Classrooms equipped with mechanical ventilation systems showed consistent improvements across all three pollutant groups. Across the 72 schools studied, the installation of mechanical ventilation was associated with average reductions of 46% for VOCs, 25% for particulate matter, and 19% for carbon dioxide.
In one school, a mechanical ventilation system installed two months after the start of the measurement campaign reduced average CO₂ concentrations from 1,288 ppm to 811 ppm, alongside a 25% reduction in particulate matter and a 50% reduction in VOCs.
Maintenance and system limitations
The results also highlight that ventilation systems require appropriate maintenance and control. Clogged filters and contaminated ducts can restrict airflow and redistribute pollutants, while poorly designed systems may fail to reach all occupied zones or adequately manage humidity and temperature.
Ventilation effectiveness therefore depends not only on installation, but on long-term operation and oversight.
Targeted mitigation using air purifiers
Where mechanical ventilation was not feasible, alternative measures were evaluated. In one school located next to a woodworking workshop, elevated particulate matter concentrations were addressed through the installation of an air purifier towards the end of the campaign.
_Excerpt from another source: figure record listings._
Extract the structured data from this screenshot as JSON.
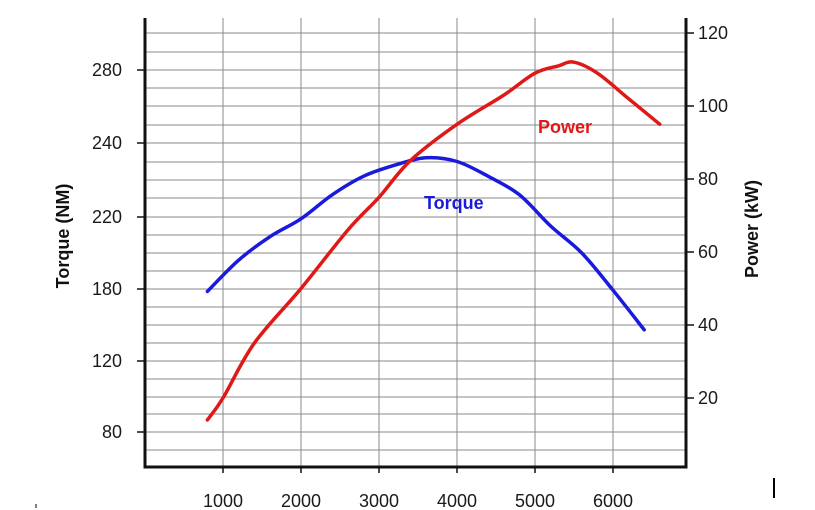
{
  "chart_data": {
    "type": "line",
    "x_ticks": [
      1000,
      2000,
      3000,
      4000,
      5000,
      6000
    ],
    "left_axis": {
      "label": "Torque (NM)",
      "tick_labels": [
        "80",
        "120",
        "180",
        "220",
        "240",
        "280"
      ]
    },
    "right_axis": {
      "label": "Power (kW)",
      "tick_labels": [
        "20",
        "40",
        "60",
        "80",
        "100",
        "120"
      ]
    },
    "series": [
      {
        "name": "Torque",
        "axis": "left",
        "color": "#1a1adc",
        "x": [
          800,
          1200,
          1600,
          2000,
          2400,
          2800,
          3200,
          3600,
          4000,
          4400,
          4800,
          5200,
          5600,
          6000,
          6400
        ],
        "y": [
          178,
          196,
          209,
          219,
          226,
          231,
          234,
          236,
          235,
          231,
          226,
          215,
          200,
          179,
          146
        ]
      },
      {
        "name": "Power",
        "axis": "right",
        "color": "#e01818",
        "x": [
          800,
          1000,
          1400,
          2000,
          2600,
          3000,
          3400,
          4000,
          4600,
          5000,
          5300,
          5500,
          5800,
          6200,
          6600
        ],
        "y": [
          14,
          20,
          35,
          50,
          66,
          75,
          85,
          95,
          103,
          109,
          111,
          112,
          109,
          102,
          95
        ]
      }
    ],
    "grid": true
  }
}
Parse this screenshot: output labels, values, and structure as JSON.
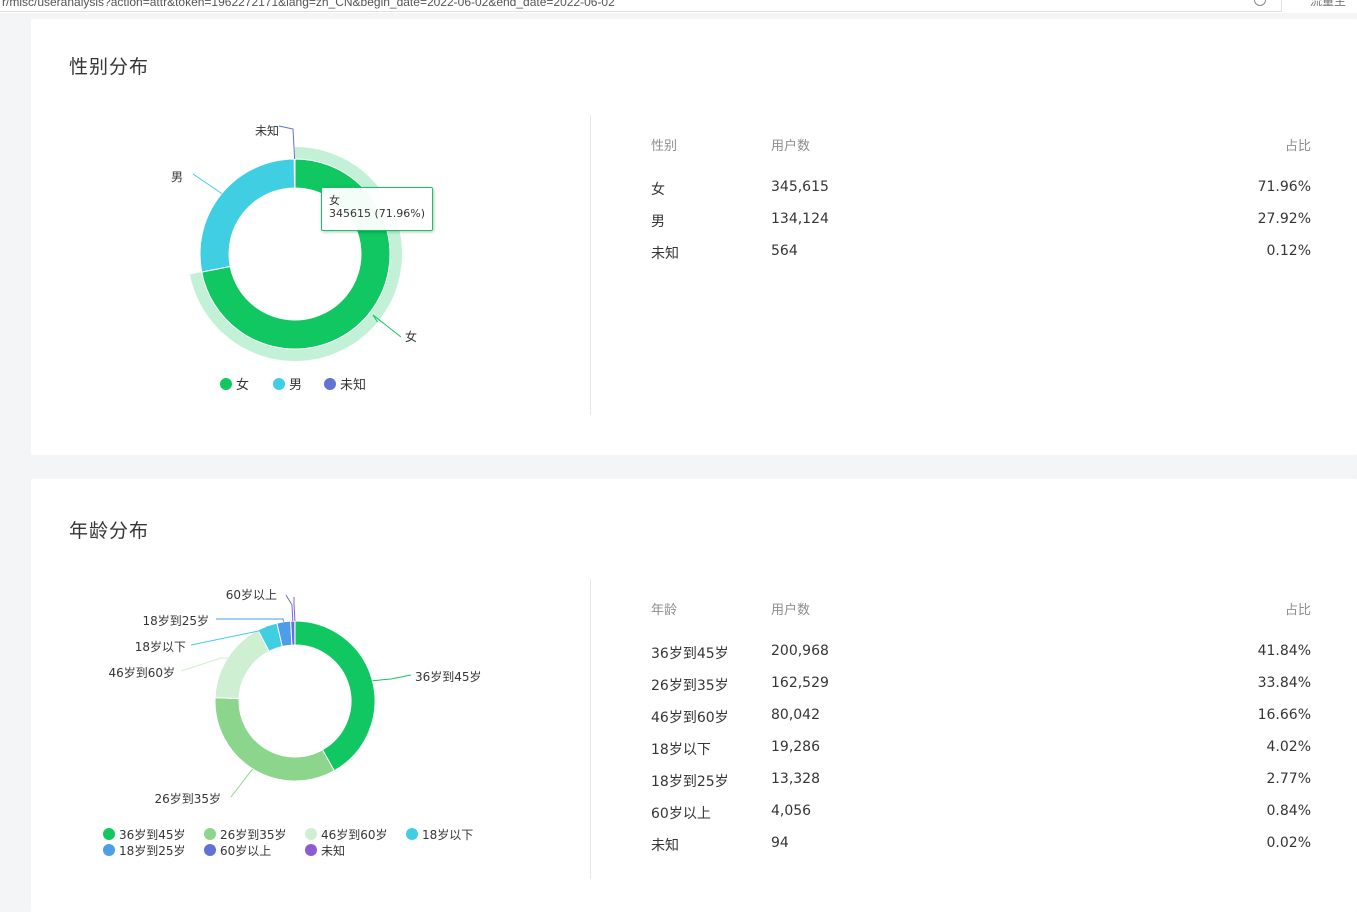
{
  "address_bar": {
    "url": "r/misc/useranalysis?action=attr&token=1962272171&lang=zh_CN&begin_date=2022-06-02&end_date=2022-06-02",
    "side_tab": "流量主"
  },
  "gender": {
    "title": "性别分布",
    "table": {
      "headers": [
        "性别",
        "用户数",
        "占比"
      ],
      "rows": [
        {
          "label": "女",
          "count": "345,615",
          "pct": "71.96%"
        },
        {
          "label": "男",
          "count": "134,124",
          "pct": "27.92%"
        },
        {
          "label": "未知",
          "count": "564",
          "pct": "0.12%"
        }
      ]
    },
    "tooltip": {
      "name": "女",
      "value": "345615 (71.96%)"
    }
  },
  "age": {
    "title": "年龄分布",
    "table": {
      "headers": [
        "年龄",
        "用户数",
        "占比"
      ],
      "rows": [
        {
          "label": "36岁到45岁",
          "count": "200,968",
          "pct": "41.84%"
        },
        {
          "label": "26岁到35岁",
          "count": "162,529",
          "pct": "33.84%"
        },
        {
          "label": "46岁到60岁",
          "count": "80,042",
          "pct": "16.66%"
        },
        {
          "label": "18岁以下",
          "count": "19,286",
          "pct": "4.02%"
        },
        {
          "label": "18岁到25岁",
          "count": "13,328",
          "pct": "2.77%"
        },
        {
          "label": "60岁以上",
          "count": "4,056",
          "pct": "0.84%"
        },
        {
          "label": "未知",
          "count": "94",
          "pct": "0.02%"
        }
      ]
    }
  },
  "chart_data": [
    {
      "type": "pie",
      "title": "性别分布",
      "donut": true,
      "categories": [
        "女",
        "男",
        "未知"
      ],
      "values": [
        345615,
        134124,
        564
      ],
      "colors": [
        "#10c761",
        "#40cfe2",
        "#6271d4"
      ],
      "highlighted": "女",
      "legend": [
        "女",
        "男",
        "未知"
      ],
      "legend_position": "bottom"
    },
    {
      "type": "pie",
      "title": "年龄分布",
      "donut": true,
      "categories": [
        "36岁到45岁",
        "26岁到35岁",
        "46岁到60岁",
        "18岁以下",
        "18岁到25岁",
        "60岁以上",
        "未知"
      ],
      "values": [
        200968,
        162529,
        80042,
        19286,
        13328,
        4056,
        94
      ],
      "colors": [
        "#10c761",
        "#8bd68c",
        "#cfefd3",
        "#40cfe2",
        "#4d9de8",
        "#6271d4",
        "#8e5bd2"
      ],
      "legend": [
        "36岁到45岁",
        "26岁到35岁",
        "46岁到60岁",
        "18岁以下",
        "18岁到25岁",
        "60岁以上",
        "未知"
      ],
      "legend_position": "bottom"
    }
  ]
}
Following installation, PM2.5 concentrations in the affected classroom decreased by more than 50%. This case highlights the influence of building infrastructure on indoor air quality outcomes, from window operability to the containment of emissions from specialised spaces.
Key observations from three years of monitoring
Three years of Beats for Planet data indicate that particulate matter represents a more persistent concern in Belgian schools than carbon dioxide or volatile organic compounds. Mechanical ventilation systems, when properly designed and maintained, significantly improve indoor air quality across all measured pollutants. Air purifiers can provide an effective supplementary measure for reducing particulate matter in classrooms subject to localised sources.